En guise de rappel, le projet de loi australien (An Act to Amend the Competition and Consumer Act) vise à remédier au déséquilibre du pouvoir de négociation entre les plateformes et les agences de presse. Il autorise le gouvernement à créer un code de négociation des médias dans lequel les plateformes sont contraintes de négocier avec les éditeurs et les diffuseurs, principalement sur les contenus payants, mais aussi sur des questions secondaires telles que les modifications des algorithmes de classement des contenus. En cas d’échec des négociations, un arbitrage contraignant est possible. Voilà la clé pour corriger le déséquilibre du pouvoir de négociation et obtenir un meilleur accord pour les organismes de presse.
Mais rien de tout cela ne vaut que le gouvernement exerce d’abord son pouvoir discrétionnaire d’appliquer la législation en « désignant » une plateforme. Et le gouvernement ne désignera pas nécessairement Google ou Facebook - l’amendement clé auquel Morrison a renoncé pour mettre fin à la grève de Facebook - si la plateforme « a contribué de manière significative à la durabilité de l’industrie australienne de l’information par le biais d’accords relatifs au contenu de l’information des entreprises d’information australiennes (y compris les accords visant à rémunérer ces entreprises pour leur contenu) » [s. 52E (3)].
Une contribution notable au journalisme. Souvenez-vous de ces mots si délicieusement vagues.
Après avoir conclu des accords avec la quasi-totalité des grands éditeurs et diffuseurs d’informations nationaux dans le mois précédant l’adoption de la loi (là encore, les détails, y compris le prix, sont secrets), le gouvernement australien a choisi de ne pas « désigner » Google ou Facebook.
Quelques mois plus tard : Facebook (mais pas Google) refuse de négocier avec deux petits organismes de presse nationaux bien établis, le site d’information d’investigation à but non lucratif The Conversation (qui possède des agences de presse parallèles dans sept autres pays, dont le Canada) et le Special Broadcasting Service, un radiodiffuseur public qui propose des programmes d’information et des documentaires multiethniques, un peu comme OMNI News au Canada.

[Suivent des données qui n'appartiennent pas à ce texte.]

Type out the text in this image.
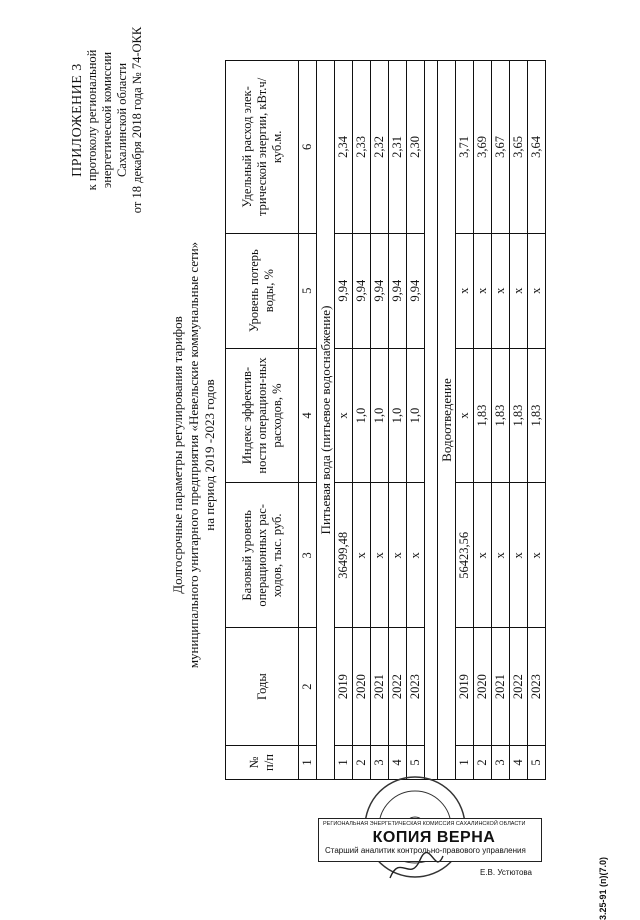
ПРИЛОЖЕНИЕ 3 к протоколу региональной энергетической комиссии Сахалинской области от 18 декабря 2018 года № 74-ОКК
Долгосрочные параметры регулирования тарифов муниципального унитарного предприятия «Невельские коммунальные сети» на период 2019 -2023 годов
№ п/п	Годы	Базовый уровень операционных рас-ходов, тыс. руб.	Индекс эффектив-ности операцион-ных расходов, %	Уровень потерь воды, %	Удельный расход элек-трической энергии, кВт.ч/куб.м.
1	2	3	4	5	6
Питьевая вода (питьевое водоснабжение)					
1	2019	36499,48	х	9,94	2,34
2	2020	х	1,0	9,94	2,33
3	2021	х	1,0	9,94	2,32
4	2022	х	1,0	9,94	2,31
5	2023	х	1,0	9,94	2,30

Водоотведение					
1	2019	56423,56	х	х	3,71
2	2020	х	1,83	х	3,69
3	2021	х	1,83	х	3,67
4	2022	х	1,83	х	3,65
5	2023	х	1,83	х	3,64
РЕГИОНАЛЬНАЯ ЭНЕРГЕТИЧЕСКАЯ КОМИССИЯ САХАЛИНСКОЙ ОБЛАСТИ
КОПИЯ ВЕРНА
Старший аналитик контрольно-правового управления
Е.В. Устютова	3.25-91 (п)(7.0)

Lisa Watts, PDG de The Conversation, a déclaré : « Je crois qu’ils ont simplement cherché à éviter l’arbitrage en concluant plusieurs accords de plusieurs millions de dollars avec de grandes entreprises médiatiques influentes et qu’ils estiment en avoir fait assez pour l’éviter. »
Rod Sims, le chef du Bureau de la concurrence chargé de recommander au gouvernement australien de « désigner » Facebook en vertu du Media Bargaining Code, toujours suspendu, n’est pas content. Il a publiquement laissé entendre qu’il pourrait demander au gouvernement de désigner Facebook et de l’obliger à négocier avec tous les organismes de presse australiens légitimes, et pas seulement avec ceux qu’ils aiment.

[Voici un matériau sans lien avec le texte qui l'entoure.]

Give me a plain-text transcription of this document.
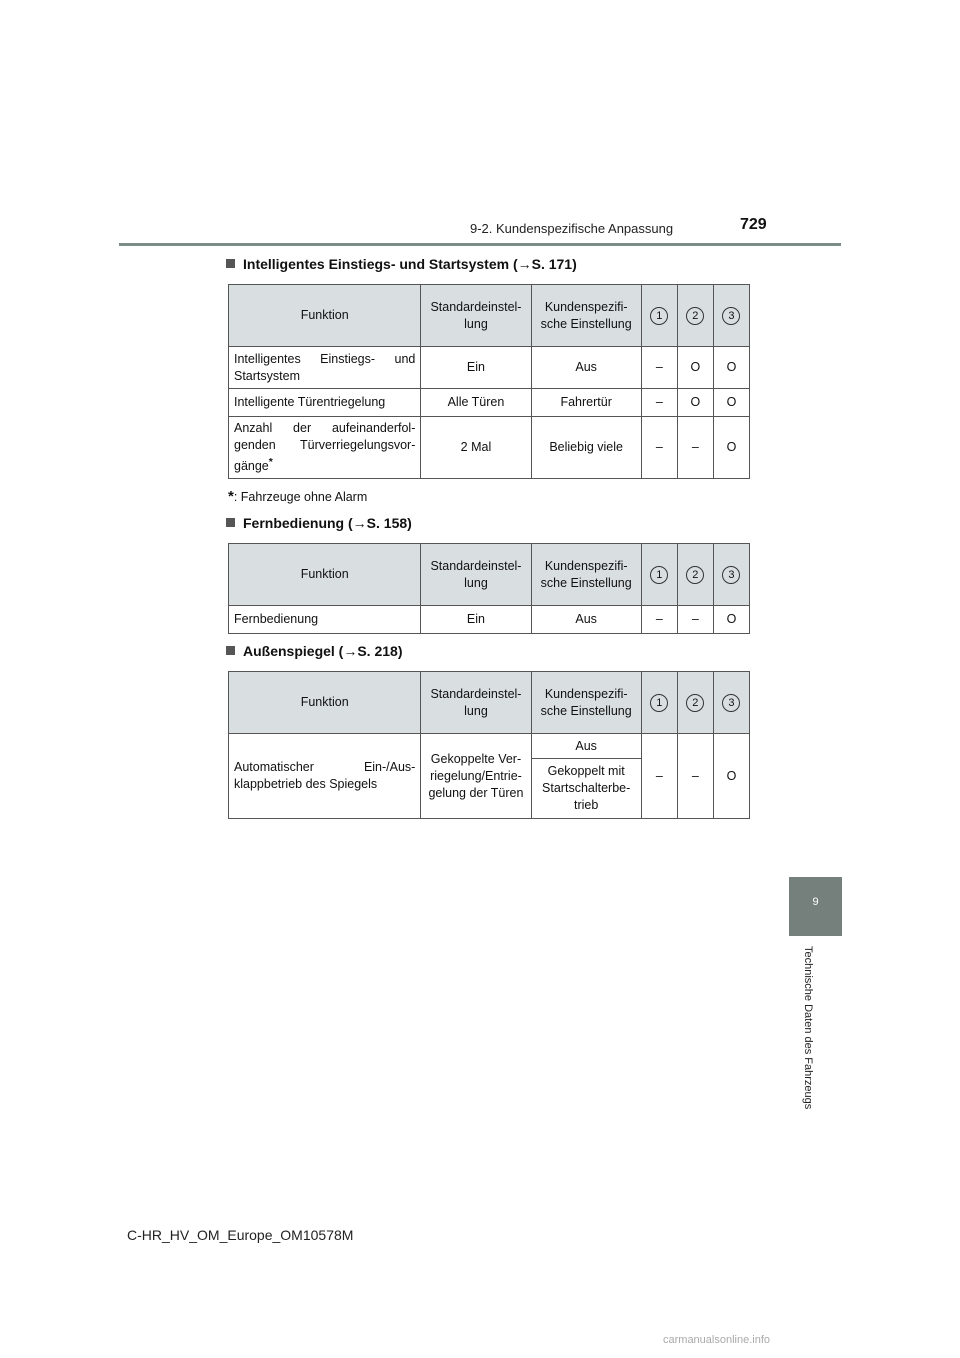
9-2. Kundenspezifische Anpassung	729
Intelligentes Einstiegs- und Startsystem (→S. 171)
Funktion	Standardeinstel-lung	Kundenspezifi-sche Einstellung	1	2	3
Intelligentes Einstiegs- und Startsystem	Ein	Aus	–	O	O
Intelligente Türentriegelung	Alle Türen	Fahrertür	–	O	O
Anzahl der aufeinanderfol-genden Türverriegelungsvor-gänge*	2 Mal	Beliebig viele	–	–	O
*: Fahrzeuge ohne Alarm
Fernbedienung (→S. 158)
Funktion	Standardeinstel-lung	Kundenspezifi-sche Einstellung	1	2	3
Fernbedienung	Ein	Aus	–	–	O
Außenspiegel (→S. 218)
Funktion	Standardeinstel-lung	Kundenspezifi-sche Einstellung	1	2	3
Automatischer Ein-/Aus-klappbetrieb des Spiegels	Gekoppelte Ver-riegelung/Entrie-gelung der Türen	Aus	–	–	O
		Gekoppelt mit Startschalterbe-trieb			
9
Technische Daten des Fahrzeugs
C-HR_HV_OM_Europe_OM10578M
carmanualsonline.info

Jusqu’à présent, Facebook ne bronche pas : les accords qu’il a conclus avec d’autres éditeurs et radiodiffuseurs pourraient signifier qu’il « contribue déjà de manière significative au journalisme » sans verser un centime à deux organismes de presse qui remplissent incontestablement les conditions d’admissibilité prévues par le code de négociation qui doit encore être imposé.
Il convient de noter que la législation ne stipule pas que Facebook doit conclure un accord avec chaque organisme de presse légitime pour éviter la désignation et l’arbitrage.

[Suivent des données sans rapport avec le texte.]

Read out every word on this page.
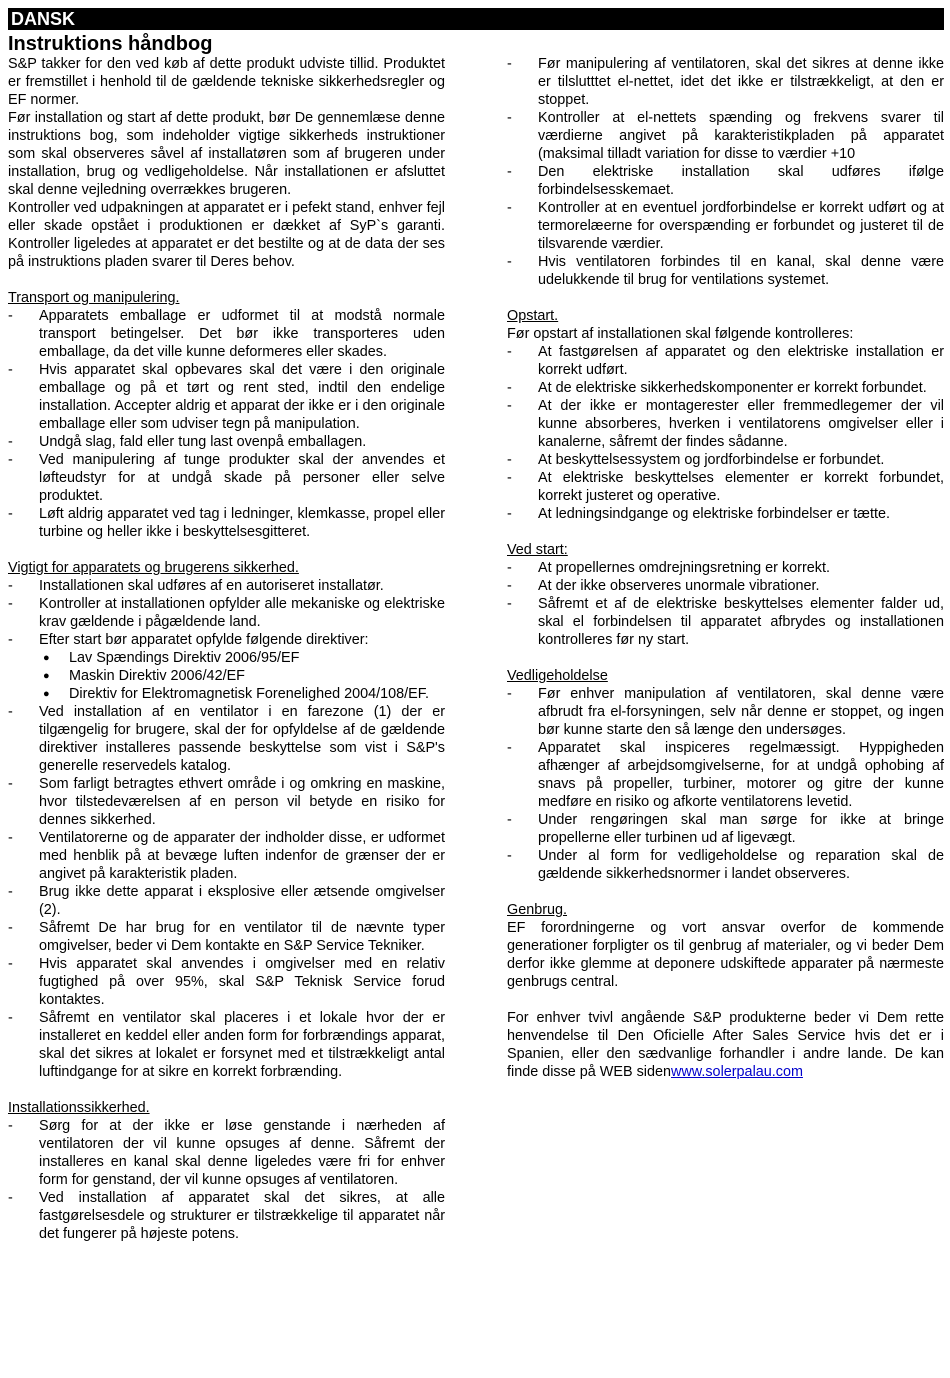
DANSK
Instruktions håndbog

S&P takker for den ved køb af dette produkt udviste tillid. Produktet er fremstillet i henhold til de gældende tekniske sikkerhedsregler og EF normer.

Før installation og start af dette produkt, bør De gennemlæse denne instruktions bog, som indeholder vigtige sikkerheds instruktioner som skal observeres såvel af installatøren som af brugeren under installation, brug og vedligeholdelse. Når installationen er afsluttet skal denne vejledning overrækkes brugeren.

Kontroller ved udpakningen at apparatet er i pefekt stand, enhver fejl eller skade opstået i produktionen er dækket af SyP`s garanti. Kontroller ligeledes at apparatet er det bestilte og at de data der ses på instruktions pladen svarer til Deres behov.

Transport og manipulering.
- Apparatets emballage er udformet til at modstå normale transport betingelser. Det bør ikke transporteres uden emballage, da det ville kunne deformeres eller skades.
- Hvis apparatet skal opbevares skal det være i den originale emballage og på et tørt og rent sted, indtil den endelige installation. Accepter aldrig et apparat der ikke er i den originale emballage eller som udviser tegn på manipulation.
- Undgå slag, fald eller tung last ovenpå emballagen.
- Ved manipulering af tunge produkter skal der anvendes et løfteudstyr for at undgå skade på personer eller selve produktet.
- Løft aldrig apparatet ved tag i ledninger, klemkasse, propel eller turbine og heller ikke i beskyttelsesgitteret.
Vigtigt for apparatets og brugerens sikkerhed.
- Installationen skal udføres af en autoriseret installatør.
- Kontroller at installationen opfylder alle mekaniske og elektriske krav gældende i pågældende land.
- Efter start bør apparatet opfylde følgende direktiver:
● Lav Spændings Direktiv 2006/95/EF
● Maskin Direktiv 2006/42/EF
● Direktiv for Elektromagnetisk Forenelighed 2004/108/EF.
- Ved installation af en ventilator i en farezone (1) der er tilgængelig for brugere, skal der for opfyldelse af de gældende direktiver installeres passende beskyttelse som vist i S&P's generelle reservedels katalog.
- Som farligt betragtes ethvert område i og omkring en maskine, hvor tilstedeværelsen af en person vil betyde en risiko for dennes sikkerhed.
- Ventilatorerne og de apparater der indholder disse, er udformet med henblik på at bevæge luften indenfor de grænser der er angivet på karakteristik pladen.
- Brug ikke dette apparat i eksplosive eller ætsende omgivelser (2).
- Såfremt De har brug for en ventilator til de nævnte typer omgivelser, beder vi Dem kontakte en S&P Service Tekniker.
- Hvis apparatet skal anvendes i omgivelser med en relativ fugtighed på over 95%, skal S&P Teknisk Service forud kontaktes.
- Såfremt en ventilator skal placeres i et lokale hvor der er installeret en keddel eller anden form for forbrændings apparat, skal det sikres at lokalet er forsynet med et tilstrækkeligt antal luftindgange for at sikre en korrekt forbrænding.
Installationssikkerhed.
- Sørg for at der ikke er løse genstande i nærheden af ventilatoren der vil kunne opsuges af denne. Såfremt der installeres en kanal skal denne ligeledes være fri for enhver form for genstand, der vil kunne opsuges af ventilatoren.
- Ved installation af apparatet skal det sikres, at alle fastgørelsesdele og strukturer er tilstrækkelige til apparatet når det fungerer på højeste potens.
- Før manipulering af ventilatoren, skal det sikres at denne ikke er tilslutttet el-nettet, idet det ikke er tilstrækkeligt, at den er stoppet.
- Kontroller at el-nettets spænding og frekvens svarer til værdierne angivet på karakteristikpladen på apparatet (maksimal tilladt variation for disse to værdier +10
- Den elektriske installation skal udføres ifølge forbindelsesskemaet.
- Kontroller at en eventuel jordforbindelse er korrekt udført og at termorelæerne for overspænding er forbundet og justeret til de tilsvarende værdier.
- Hvis ventilatoren forbindes til en kanal, skal denne være udelukkende til brug for ventilations systemet.
Opstart.

Før opstart af installationen skal følgende kontrolleres:

- At fastgørelsen af apparatet og den elektriske installation er korrekt udført.
- At de elektriske sikkerhedskomponenter er korrekt forbundet.
- At der ikke er montagerester eller fremmedlegemer der vil kunne absorberes, hverken i ventilatorens omgivelser eller i kanalerne, såfremt der findes sådanne.
- At beskyttelsessystem og jordforbindelse er forbundet.
- At elektriske beskyttelses elementer er korrekt forbundet, korrekt justeret og operative.
- At ledningsindgange og elektriske forbindelser er tætte.
Ved start:
- At propellernes omdrejningsretning er korrekt.
- At der ikke observeres unormale vibrationer.
- Såfremt et af de elektriske beskyttelses elementer falder ud, skal el forbindelsen til apparatet afbrydes og installationen kontrolleres før ny start.
Vedligeholdelse
- Før enhver manipulation af ventilatoren, skal denne være afbrudt fra el-forsyningen, selv når denne er stoppet, og ingen bør kunne starte den så længe den undersøges.
- Apparatet skal inspiceres regelmæssigt. Hyppigheden afhænger af arbejdsomgivelserne, for at undgå ophobing af snavs på propeller, turbiner, motorer og gitre der kunne medføre en risiko og afkorte ventilatorens levetid.
- Under rengøringen skal man sørge for ikke at bringe propellerne eller turbinen ud af ligevægt.
- Under al form for vedligeholdelse og reparation skal de gældende sikkerhedsnormer i landet observeres.
Genbrug.

EF forordningerne og vort ansvar overfor de kommende generationer forpligter os til genbrug af materialer, og vi beder Dem derfor ikke glemme at deponere udskiftede apparater på nærmeste genbrugs central.

For enhver tvivl angående S&P produkterne beder vi Dem rette henvendelse til Den Oficielle After Sales Service hvis det er i Spanien, eller den sædvanlige forhandler i andre lande. De kan finde disse på WEB sidenwww.solerpalau.com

Ici, au Canada, le nouveau ministre du Patrimoine, Pablo Rodriguez (c’est son deuxième mandat), doit déposer un projet de loi sur la plateforme avant Noël, conformément à la promesse électorale des libéraux.
Nous verrons alors si le modèle australien a perdu de son lustre pour le gouvernement fédéral ou si le ministre Rodriguez proposera plutôt un fonds de nouvelles conventionnel dans lequel le gouvernement fixera les règles de base pour reconnaître les organismes de presse légitimes et le prix d’une « contribution significative au journalisme ».